Pope: Del Gaizo gets last laugh on Patriots as Shula wins 100th in a 1972 Dolphins cakewalk | Opinion
Don Shula wasn’t thinking about his 100th pro football victory when he coached his first with the Baltimore Colts in 1963.
But Jim Del Gaizo was thinking about quarterbacking the Boston Patriots. He was 16 years old and playing high school ball in suburban Revere, Mass., when Shula began his historic record.
Sunday, it was a tossup (the only one besides the coin-toss in Miami’s 52-0 skunking of New England) as to whether Shula was happier to win No. 100 or Del Gaizo to finally score in the National Football League, and against the idols of his youth at that.
“I used to go to all the Patriots games,” the 25 year-old Del Gaizo said after the Dolphins’ ninth straight triumph. “Then after I got out of the University of Tampa in 1970, I wasn’t drafted, and I begged the Patriots for a chance. I phoned them. I had my Tampa coach [Fran Curci] call them. I even had my high school coach call them. They said, no, I was left-handed, and besides I wasn’t a pro prospect.”
The Patriots didn’t look like pro prospects Sunday in the Orange Bowl. Del Gaizo did. He “got his feet wet,” as Shula put it, by winging touchdown passes of 51 yards to Marlin Briscoe and 39 to Jim Mandich after Earl Morrall had retired to the bench with a 38-0 cushion.
Del Gaizo was holding delighted court for newsmen afterward when Bob Griese limped by.
“Hey, Big Time!” the injured Griese shouted at Del Gaizo.
“Yeah,” Del Gaizo beamed. “Ain’t this a gas?”
Del Gaizo said, “My touchdowns didn’t really mean anything in the game. But they meant a lot to me. I needed the experience. I knew I’d get to play sooner or later this season after Griese got hurt. However, I figured it would be after we’d clinched a place in the playoffs, that Shula would use me for Morrall just for safety’s sake.”
Someone asked Del Gaizo if he felt handicapped by having to work with reserve receivers.
“You’ve got to be kidding,” he said. “Otto Stowe, Marlin Briscoe and Jim Mandich... they’d be regulars on most other teams in the NFL. Besides, I’m more comfortable throwing to them than I would be to Paul Warfield and Howard Twilley because I’ve worked more with the backup guys.”
The Dolphins handed Shula the game ball. He was properly grateful but carefully returned to his theme that “the game ball I really want is at the end of the season.”
Meaning Super Bowl VII.
Shula bent over in his dressing cubicle to peel a wad of tape from his shoe. That was his toughest job all day. Mainly he made sure he cleared the bench against the Patriots, the saddest sacks seen on such a site in seasons and seasons.
“I’m proud of my 100th, and I’m grateful to great staffs and players I’ve had at Baltimore and Miami,” Shula said. “But it won’t be nearly as meaningful if it doesn’t fit into a world championship.”

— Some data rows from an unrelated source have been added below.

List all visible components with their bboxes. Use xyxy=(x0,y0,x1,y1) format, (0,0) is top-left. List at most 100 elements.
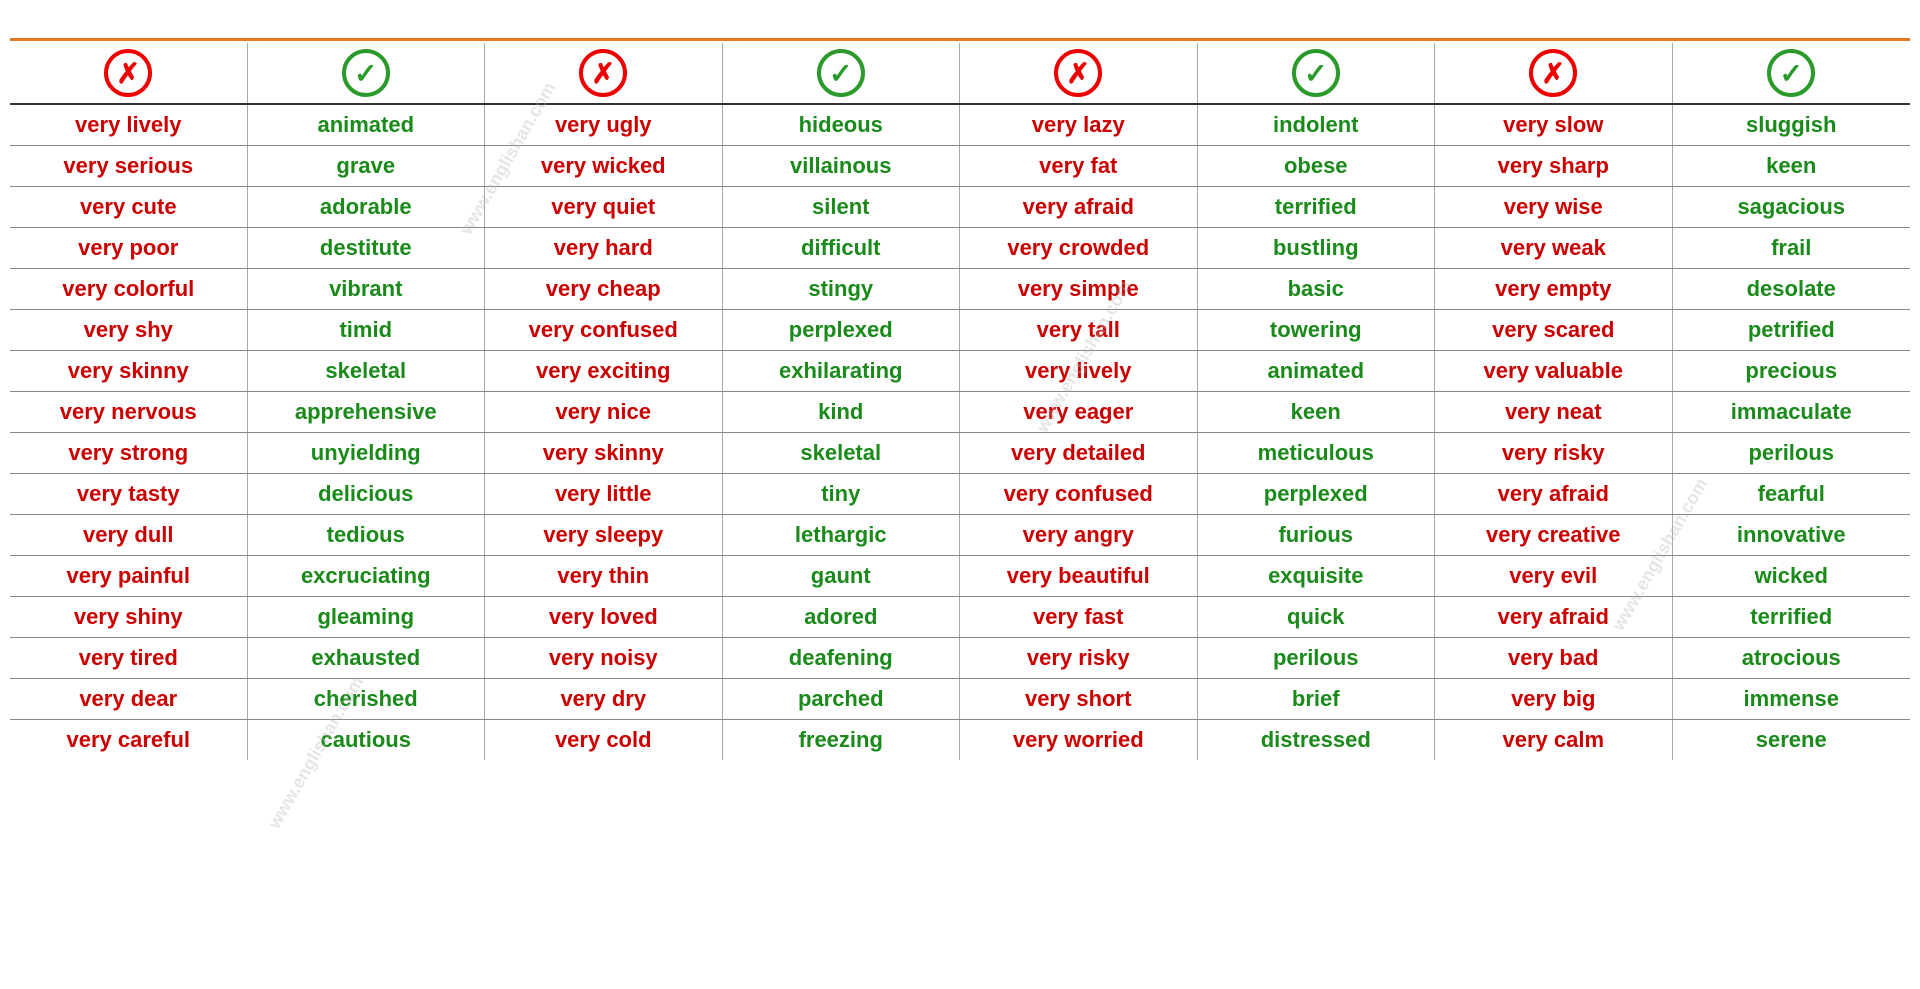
table-cell: precious xyxy=(1673,351,1911,391)
table-cell: very painful xyxy=(10,556,248,596)
table-row: very tiredexhaustedvery noisydeafeningve… xyxy=(10,638,1910,679)
table-cell: very angry xyxy=(960,515,1198,555)
table-cell: very eager xyxy=(960,392,1198,432)
table-cell: very dry xyxy=(485,679,723,719)
table-cell: very slow xyxy=(1435,105,1673,145)
table-cell: delicious xyxy=(248,474,486,514)
table-cell: very detailed xyxy=(960,433,1198,473)
table-cell: very noisy xyxy=(485,638,723,678)
table-cell: distressed xyxy=(1198,720,1436,760)
table-row: very skinnyskeletalvery excitingexhilara… xyxy=(10,351,1910,392)
table-cell: skeletal xyxy=(723,433,961,473)
table-row: very poordestitutevery harddifficultvery… xyxy=(10,228,1910,269)
table-cell: very cute xyxy=(10,187,248,227)
header-cell-0: ✗ xyxy=(10,43,248,103)
table-cell: parched xyxy=(723,679,961,719)
x-icon: ✗ xyxy=(104,49,152,97)
table-cell: obese xyxy=(1198,146,1436,186)
table-cell: wicked xyxy=(1673,556,1911,596)
table-cell: furious xyxy=(1198,515,1436,555)
table-cell: lethargic xyxy=(723,515,961,555)
table-cell: gaunt xyxy=(723,556,961,596)
table-cell: fearful xyxy=(1673,474,1911,514)
table-cell: very confused xyxy=(485,310,723,350)
table-cell: very serious xyxy=(10,146,248,186)
table-cell: bustling xyxy=(1198,228,1436,268)
table-cell: silent xyxy=(723,187,961,227)
table-cell: freezing xyxy=(723,720,961,760)
table-cell: very colorful xyxy=(10,269,248,309)
table-cell: very tired xyxy=(10,638,248,678)
table-cell: villainous xyxy=(723,146,961,186)
table-cell: very empty xyxy=(1435,269,1673,309)
table-cell: very thin xyxy=(485,556,723,596)
table-cell: very sleepy xyxy=(485,515,723,555)
table-row: very carefulcautiousvery coldfreezingver… xyxy=(10,720,1910,760)
table-cell: towering xyxy=(1198,310,1436,350)
table-cell: sluggish xyxy=(1673,105,1911,145)
page-title xyxy=(10,10,1910,38)
table-cell: very sharp xyxy=(1435,146,1673,186)
table-cell: very risky xyxy=(1435,433,1673,473)
table-cell: very short xyxy=(960,679,1198,719)
table-cell: very cheap xyxy=(485,269,723,309)
table-cell: stingy xyxy=(723,269,961,309)
table-cell: kind xyxy=(723,392,961,432)
data-table: very livelyanimatedvery uglyhideousvery … xyxy=(10,105,1910,760)
table-cell: very tasty xyxy=(10,474,248,514)
table-cell: unyielding xyxy=(248,433,486,473)
table-cell: very crowded xyxy=(960,228,1198,268)
table-cell: grave xyxy=(248,146,486,186)
table-cell: very lazy xyxy=(960,105,1198,145)
table-cell: very ugly xyxy=(485,105,723,145)
table-row: very nervousapprehensivevery nicekindver… xyxy=(10,392,1910,433)
table-cell: very evil xyxy=(1435,556,1673,596)
table-cell: very confused xyxy=(960,474,1198,514)
check-icon: ✓ xyxy=(1767,49,1815,97)
table-cell: very wicked xyxy=(485,146,723,186)
table-cell: very shiny xyxy=(10,597,248,637)
table-cell: exhausted xyxy=(248,638,486,678)
table-cell: very valuable xyxy=(1435,351,1673,391)
table-row: very shinygleamingvery lovedadoredvery f… xyxy=(10,597,1910,638)
header-cell-1: ✓ xyxy=(248,43,486,103)
table-cell: hideous xyxy=(723,105,961,145)
table-cell: very weak xyxy=(1435,228,1673,268)
table-cell: desolate xyxy=(1673,269,1911,309)
table-cell: very hard xyxy=(485,228,723,268)
table-cell: very fat xyxy=(960,146,1198,186)
table-row: very cuteadorablevery quietsilentvery af… xyxy=(10,187,1910,228)
check-icon: ✓ xyxy=(817,49,865,97)
table-cell: very simple xyxy=(960,269,1198,309)
table-cell: skeletal xyxy=(248,351,486,391)
table-cell: terrified xyxy=(1673,597,1911,637)
table-cell: very strong xyxy=(10,433,248,473)
header-cell-5: ✓ xyxy=(1198,43,1436,103)
table-cell: vibrant xyxy=(248,269,486,309)
table-cell: difficult xyxy=(723,228,961,268)
table-cell: very beautiful xyxy=(960,556,1198,596)
header-cell-4: ✗ xyxy=(960,43,1198,103)
table-cell: very creative xyxy=(1435,515,1673,555)
table-cell: very nice xyxy=(485,392,723,432)
table-cell: very lively xyxy=(10,105,248,145)
table-cell: very nervous xyxy=(10,392,248,432)
table-row: very dearcherishedvery dryparchedvery sh… xyxy=(10,679,1910,720)
table-cell: basic xyxy=(1198,269,1436,309)
table-cell: very tall xyxy=(960,310,1198,350)
table-cell: very exciting xyxy=(485,351,723,391)
table-cell: very shy xyxy=(10,310,248,350)
table-cell: keen xyxy=(1198,392,1436,432)
header-row: ✗✓✗✓✗✓✗✓ xyxy=(10,43,1910,105)
orange-divider xyxy=(10,38,1910,41)
table-cell: atrocious xyxy=(1673,638,1911,678)
table-cell: quick xyxy=(1198,597,1436,637)
table-cell: very skinny xyxy=(485,433,723,473)
table-cell: gleaming xyxy=(248,597,486,637)
header-cell-7: ✓ xyxy=(1673,43,1911,103)
table-cell: terrified xyxy=(1198,187,1436,227)
table-cell: apprehensive xyxy=(248,392,486,432)
table-cell: keen xyxy=(1673,146,1911,186)
table-cell: very wise xyxy=(1435,187,1673,227)
table-cell: very afraid xyxy=(1435,597,1673,637)
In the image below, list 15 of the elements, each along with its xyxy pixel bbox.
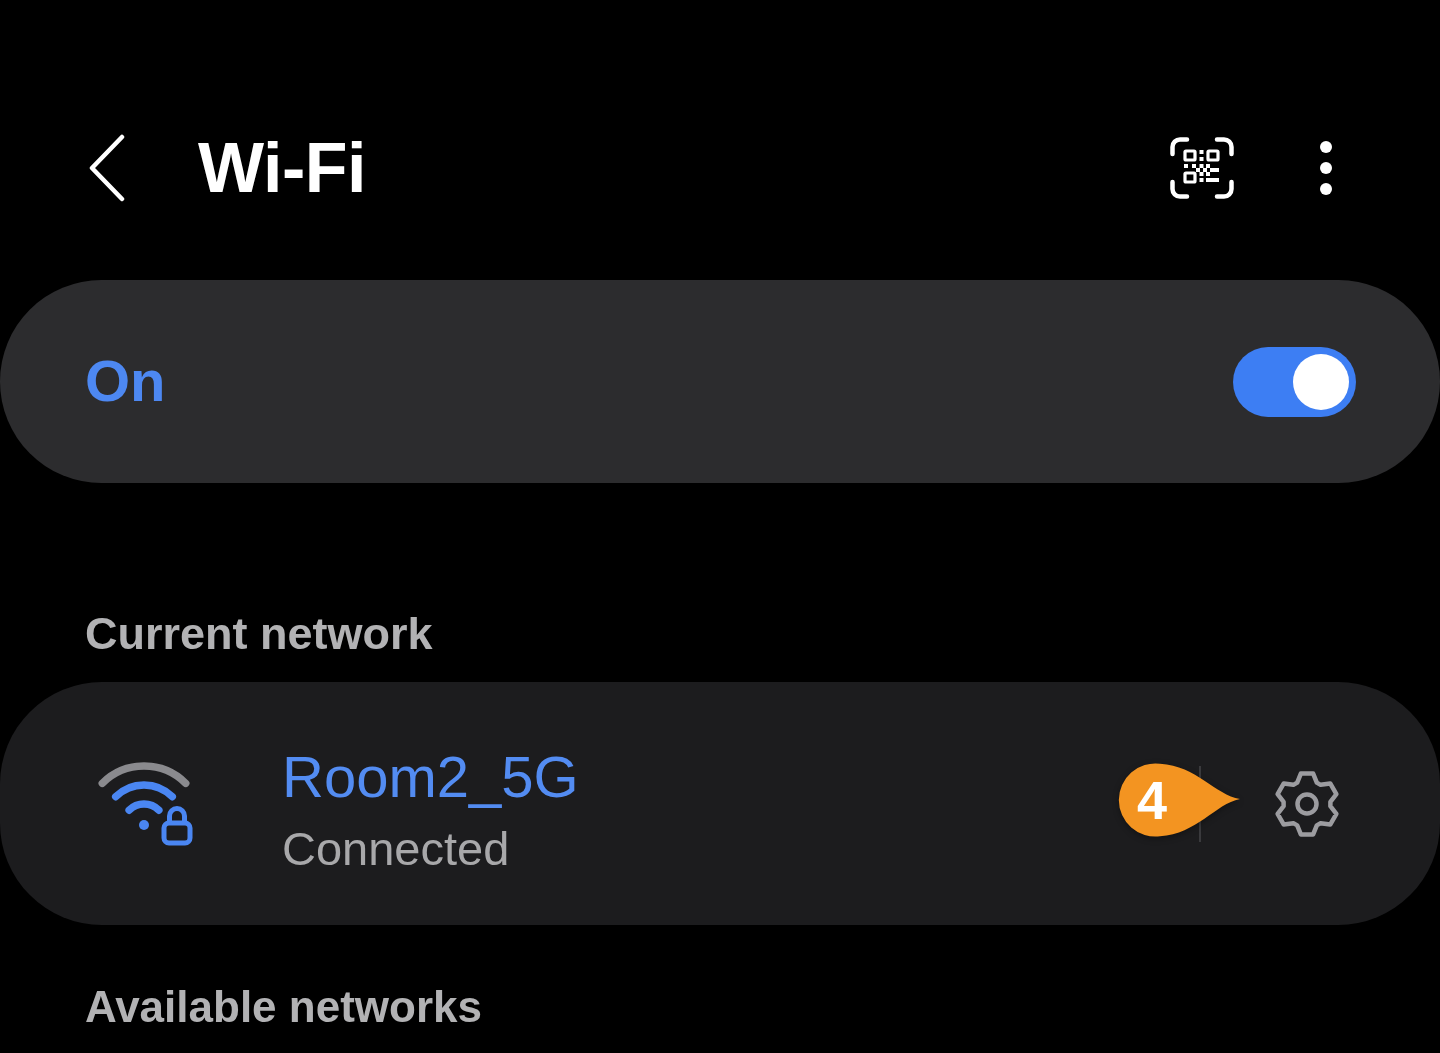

And the pressure” of the nine-game streak?
“No pressure on that,” he said. “The pressure is to win the championship.”
Mercury Morris came out of the laugher with his seventh and eighth and ninth touchdowns. The total is almost double his count for his first three seasons with the Dolphins.
“Sure I know that,” Morris said. “I keep count.
“I’m thinking touchdown all the time. I don’t know if I really can explain why we do so well running to our left at the goal. Maybe it’s because going to the left you have a better chance to either sprint out or cut back. If you’re running to the right, the defense has men out wide to make you cut back, because they know most offenses are right-handed.
“But if you run to the left, you often have a little better shot to go wide. On my first touchdown, I knew I’d score the minute I touched the ball.”
A group of cynical New England visitors had drawn up a $1-apiece pool on how long it would take the Dolphins to score against the Patriots’ tissue defense. Every man in the pool picked the first quarter. The one who specified four minutes came closest.
Safety Dick Anderson’s interception and 22-yard return to the 4-yard-line set up Morris’ first touchdown after only 1:58.
Anderson’s wife, Lois, had missed his earlier big play of the year. When he scored against San Diego on a 35-yard run with a fumble, the missus had been out of her seat, telephoning home to check on the condition of a slightly ill child.
“I assume she saw this one,” Anderson said.
And what, Anderson was asked, does a defense think about when it has the other team down 31-0 at half?
“Not letting them get 32 in the second half,” Anderson smiled.
Everybody smiles when they’re on the heavy end of 52-zip.